Wiki Is Not About Debate

Wiki allows you to hold ThreadMode discussions, but its flexibility allows much more.

As WardCunningham said in ThreadModeConsideredHarmful: There are many places on the net better than here to hold a conversation. And there are many better ways to publish a web page too. Wiki is different. As the founder of wiki I thank those who struggle to make its difference an advantage.

There is a time and a place for conversation, debate, and even perhaps argument. But you do Wiki a service if in the end, when every opinion has been thrashed out, you put in some extra work to integrate them into Wiki in a way that respects all alternatives, but speaks in a unified voice. Imagine that an impartial and intelligent observer has heard the whole debate, and that they try to sum it up respecting all sides. One approach to this is the SummaWay, but please invent others.

Maybe the Wiki community would be willing to go cold turkey on RecentChanges for a while to see what difference that would make to the integrity of what's built here. In some ways, Ward (above) is understating the value of the current Wiki as a place to hold a conversation among many people, where attendance is wide open. RecentChanges, more than anything else about Wiki, fuels debate over dissertation. The thrill of high visibility and quick feedback drive this dynamic of low discipline work. How about it?


We need balance, rather than just DocumentMode.

Quality is a moving target. There is quality in interaction, but not all ThreadMode interactions seem to have it. Confession time. Sometimes we just feel like debating for its own sake. There is also quality in the distilled wisdom that emerges from a good debate. It appears that many of the pages here are not making the transition. They are no longer active; nor are they compact and informative. So they fall to an in-between and lower quality state. Somebody has to care about this, or it's not going to change. There's a good bit of laziness lurking, and Ward doesn't seem to be cracking the whip. ;->

This summarizes very well one of the key motivations of the old-time WikiReductionists. [Note that we look like we won the three month election on the theory but only after losing the half day war on the experiment. Simply badly judged starting places? I doubt it, taboos being what they are. What I think Wiki really needed was half a day's theory followed by a three month experiment to test it followed by a vote. But anyhow.] Just to restate the case: we argued that it would be better for Wiki if some of what you call "no longer active ... non compact and informative ... in-between and lower quality state" pages were simply deleted. This was in recognition of the very great theoretical difficulties of refactoring them without loss of meaning (see my hardly started efforts on the LinguisticsOfWiki?) and the observable fact that refactoring wasn't happening at anything like the rate most Wikizens judged was necessary to preserve overall quality.

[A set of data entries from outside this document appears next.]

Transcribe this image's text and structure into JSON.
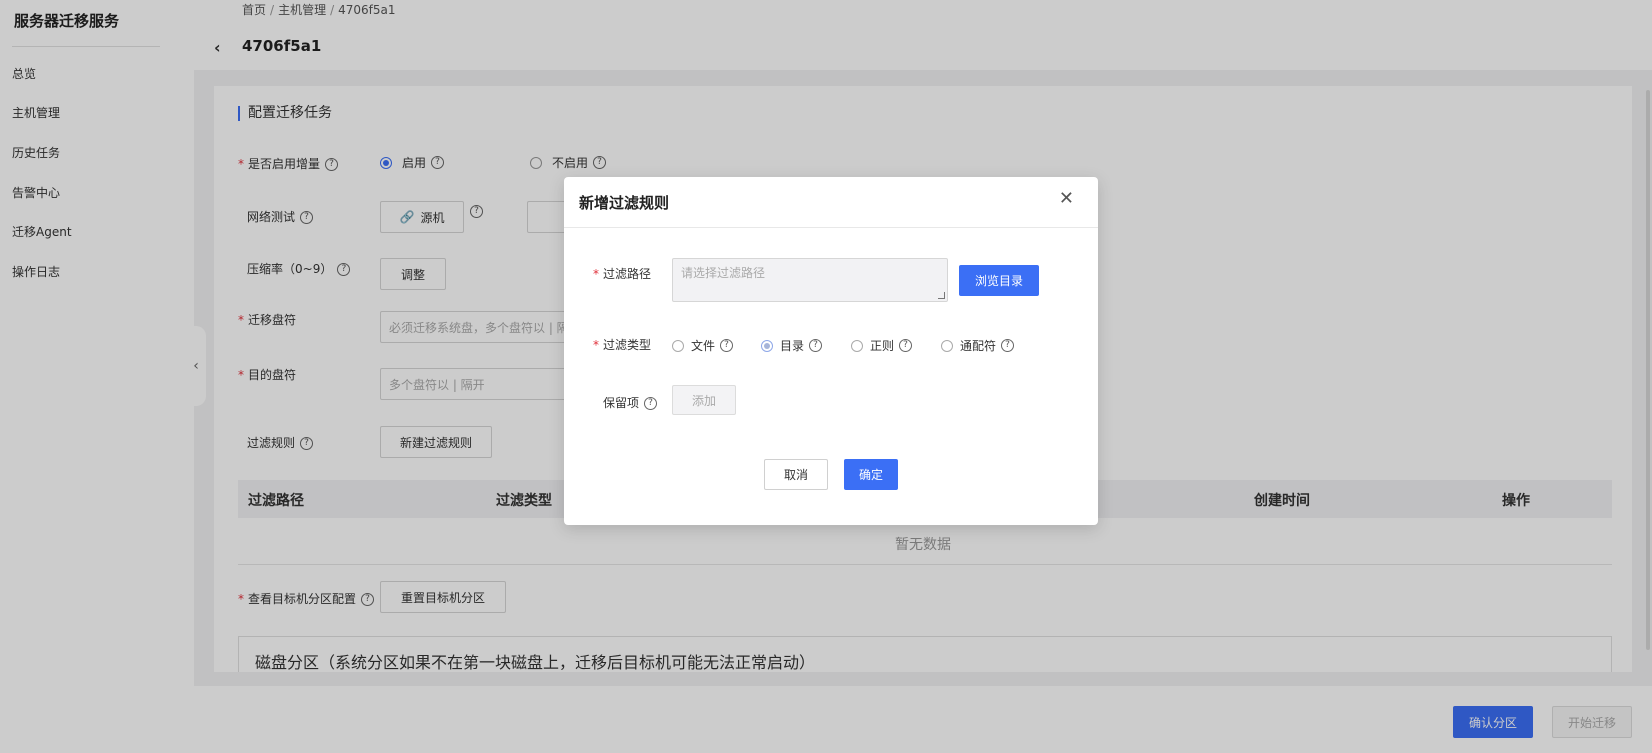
{
  "sidebar": {
    "title": "服务器迁移服务",
    "items": [
      {
        "label": "总览"
      },
      {
        "label": "主机管理"
      },
      {
        "label": "历史任务"
      },
      {
        "label": "告警中心"
      },
      {
        "label": "迁移Agent"
      },
      {
        "label": "操作日志"
      }
    ]
  },
  "breadcrumb": [
    "首页",
    "主机管理",
    "4706f5a1"
  ],
  "page": {
    "title": "4706f5a1"
  },
  "form": {
    "section_title": "配置迁移任务",
    "incremental_label": "是否启用增量",
    "enable_label": "启用",
    "disable_label": "不启用",
    "enable_selected": true,
    "network_test_label": "网络测试",
    "source_button": "源机",
    "compression_label": "压缩率（0~9）",
    "adjust_button": "调整",
    "migrate_drives_label": "迁移盘符",
    "migrate_drives_placeholder": "必须迁移系统盘，多个盘符以 | 隔",
    "target_drives_label": "目的盘符",
    "target_drives_placeholder": "多个盘符以 | 隔开",
    "filter_rules_label": "过滤规则",
    "new_filter_button": "新建过滤规则",
    "table_headers": [
      "过滤路径",
      "过滤类型",
      "创建时间",
      "操作"
    ],
    "empty_text": "暂无数据",
    "target_partition_label": "查看目标机分区配置",
    "reset_partition_button": "重置目标机分区",
    "partition_note": "磁盘分区（系统分区如果不在第一块磁盘上，迁移后目标机可能无法正常启动）"
  },
  "footer": {
    "confirm_partition": "确认分区",
    "start_migration": "开始迁移"
  },
  "modal": {
    "title": "新增过滤规则",
    "path_label": "过滤路径",
    "path_placeholder": "请选择过滤路径",
    "browse_button": "浏览目录",
    "type_label": "过滤类型",
    "types": [
      "文件",
      "目录",
      "正则",
      "通配符"
    ],
    "selected_type": "目录",
    "keep_label": "保留项",
    "add_button": "添加",
    "cancel_button": "取消",
    "ok_button": "确定"
  },
  "colors": {
    "primary": "#3b6ff5",
    "required": "#e0303a"
  }
}
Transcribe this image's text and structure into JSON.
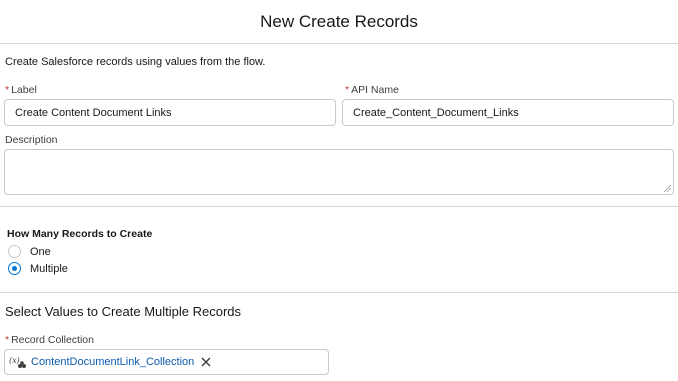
{
  "header": {
    "title": "New Create Records"
  },
  "intro": {
    "text": "Create Salesforce records using values from the flow."
  },
  "form": {
    "label": {
      "required_mark": "*",
      "label": "Label",
      "value": "Create Content Document Links"
    },
    "api_name": {
      "required_mark": "*",
      "label": "API Name",
      "value": "Create_Content_Document_Links"
    },
    "description": {
      "label": "Description",
      "value": ""
    }
  },
  "how_many": {
    "label": "How Many Records to Create",
    "options": [
      {
        "label": "One",
        "checked": false
      },
      {
        "label": "Multiple",
        "checked": true
      }
    ]
  },
  "multiple_section": {
    "heading": "Select Values to Create Multiple Records",
    "record_collection": {
      "required_mark": "*",
      "label": "Record Collection",
      "pill": {
        "icon": "variable-icon",
        "label": "ContentDocumentLink_Collection"
      }
    }
  },
  "colors": {
    "accent": "#0176d3",
    "required": "#c23934",
    "pill_text": "#0b5cab",
    "border": "#c9c9c9"
  }
}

Refactoring is difficult because it might cause loss of meaning, and so it's better to delete the page entirely?! *huh huh!* Surely I've missed your point! -- BenTremblay

I endorse almost everything Stephan now says at the foot of WikiReductionists. But if a gentle consensus could be reached and practical safeguards put in place, I continue to feel that Wiki would be better for the removal of ThreadMode that is widely acknowledged not to have made the grade for future generations of readers, even it was good, informative, amusing or cathartic at the time. I acknowledge RonJeffries' and TomStambaugh's principled objections to this view as stated in DeletionInWiki and elsewhere. -- RichardDrake

Interestingly enough Wiki is an experiment in self-organization. Order actually does emerge spontaneously from chaos and Wiki is one place where you can watch it happen. Nothing will get refactored here until someone actually does the refactoring. Some pages here are clean and clear and easy to read and some (most) aren't. It's the chaotic ones that get the most attention. Much as people complain about the mess it's only the messy places that they choose to inhabit. -- PhilGoodwin

At the risk of being precious: the information content in a chaotic system doesn't come into existence when we become aware of the order (oh Lord, I really wanted to avoid esse est percipi) ... a chaotic system is information rich, else it would be plain-vanilla random i.e. entropy rich. I think what happens is that the order that's ummm potential in the material comes to the surface, if you will allow; the signal rises out of the noise ... or the noise is reduced, just as the impurities are left behind when we purify gold by pounding it. -- BenTremblay

Another way of saying that, Ben, is that we beat the crap out of some issues. Gotta go along with that one, babe.